Harold Shipman: “Dr. Death” Britain's Biggest Serial Killer
Harold Frederick Shipman (born January 14, 1946, Nottingham, England — died January 13, 2004, Wakefield), British doctor and serial killer. Shipman was born to a working-class family in Manchester. A bright child, he became interested in medicine as he watched his mother receive injections of morphine to ease the pain she suffered while dying of lung cancer. Shipman has studied medicine at the Leeds School of Medicine as a scholarship student. During his student life, he was a self-contained student who was distant, different, and far from other people. In 1970 he received a medical degree and became a general practitioner in Todmorden, Lancashire.
After working as a general practitioner in various hospitals, he opened his own examination office in the early 1990s. He was a brilliant and respectable doctor, and he was interviewed in a documentary also.

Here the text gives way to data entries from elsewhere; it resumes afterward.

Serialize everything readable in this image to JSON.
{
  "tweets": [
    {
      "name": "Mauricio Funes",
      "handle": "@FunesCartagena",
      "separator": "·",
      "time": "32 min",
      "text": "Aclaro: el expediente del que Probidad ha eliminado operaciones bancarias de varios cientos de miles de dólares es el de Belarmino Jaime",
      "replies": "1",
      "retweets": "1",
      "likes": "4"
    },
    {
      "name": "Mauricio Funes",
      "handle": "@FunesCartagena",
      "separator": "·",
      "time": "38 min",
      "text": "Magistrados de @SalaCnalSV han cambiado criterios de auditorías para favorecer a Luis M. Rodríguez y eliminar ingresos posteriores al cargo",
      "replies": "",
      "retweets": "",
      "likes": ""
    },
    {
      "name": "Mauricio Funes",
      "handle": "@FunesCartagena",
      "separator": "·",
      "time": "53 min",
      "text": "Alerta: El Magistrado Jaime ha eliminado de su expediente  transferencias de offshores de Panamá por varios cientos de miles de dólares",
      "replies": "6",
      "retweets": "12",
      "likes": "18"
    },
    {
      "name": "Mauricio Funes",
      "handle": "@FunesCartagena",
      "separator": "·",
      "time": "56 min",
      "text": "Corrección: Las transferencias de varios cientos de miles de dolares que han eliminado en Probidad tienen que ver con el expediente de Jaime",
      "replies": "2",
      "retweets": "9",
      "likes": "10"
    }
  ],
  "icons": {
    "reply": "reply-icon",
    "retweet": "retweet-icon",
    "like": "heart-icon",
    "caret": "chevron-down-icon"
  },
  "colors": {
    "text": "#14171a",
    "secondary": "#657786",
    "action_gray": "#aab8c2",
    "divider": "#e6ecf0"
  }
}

Harold Shipman began his murderous spree in 1972, and he is believed to have killed at least 71 patients while working at his first practice, and to have doubled that number at his second practice.
In March 1998, Dr. Linda Reynolds expressed concern to officials in South Manchester about the high number of cremation certificates signed by Shipman. They also noticed striking similarities in recently deceased patients. But the police were unable to find sufficient evidence to bring charges, and the investigation was closed on 17 April.
After the investigation was closed, three more people lost their lives. The last victim was Kathleen Grundy, who died at home on June 24, 1998. The 81-year-old woman was found dead in her home only hours after Shipman had visited her. Her family was perplexed by the suddenness of her death (she seemed to be in good health), by the fact that her will had been changed to benefit Shipman, and by Shipman 's insistence that no autopsy was needed. Then the victim's daughter, lawyer Angela Woodruff, claimed that not only did he kill her mother, but he also tried to create a new, totally bogus will, naming him as her sole beneficiary. But this time unlike his previous victims, Grundy was not cremated, and the autopsy revealed a fatally high level of diamorphine in victim body (a drug used by Shipman for most of the killings). He was formally charged with 15 murders and sentenced to life without parole in 2000.
A government investigation was ordered to determine how many more patients Shipman may have killed; in 2002, an official report found that he had killed at least 215 people and possibly as many as 260, including men and women between the ages of 47 and 93. In most cases, Shipman administered a lethal dose of painkiller diamorphine to the victim and then signed a death certificate attributing the incident to natural causes. And, in 2004, Shipman committed suicide while in prison. He's never admitted to any of the killings.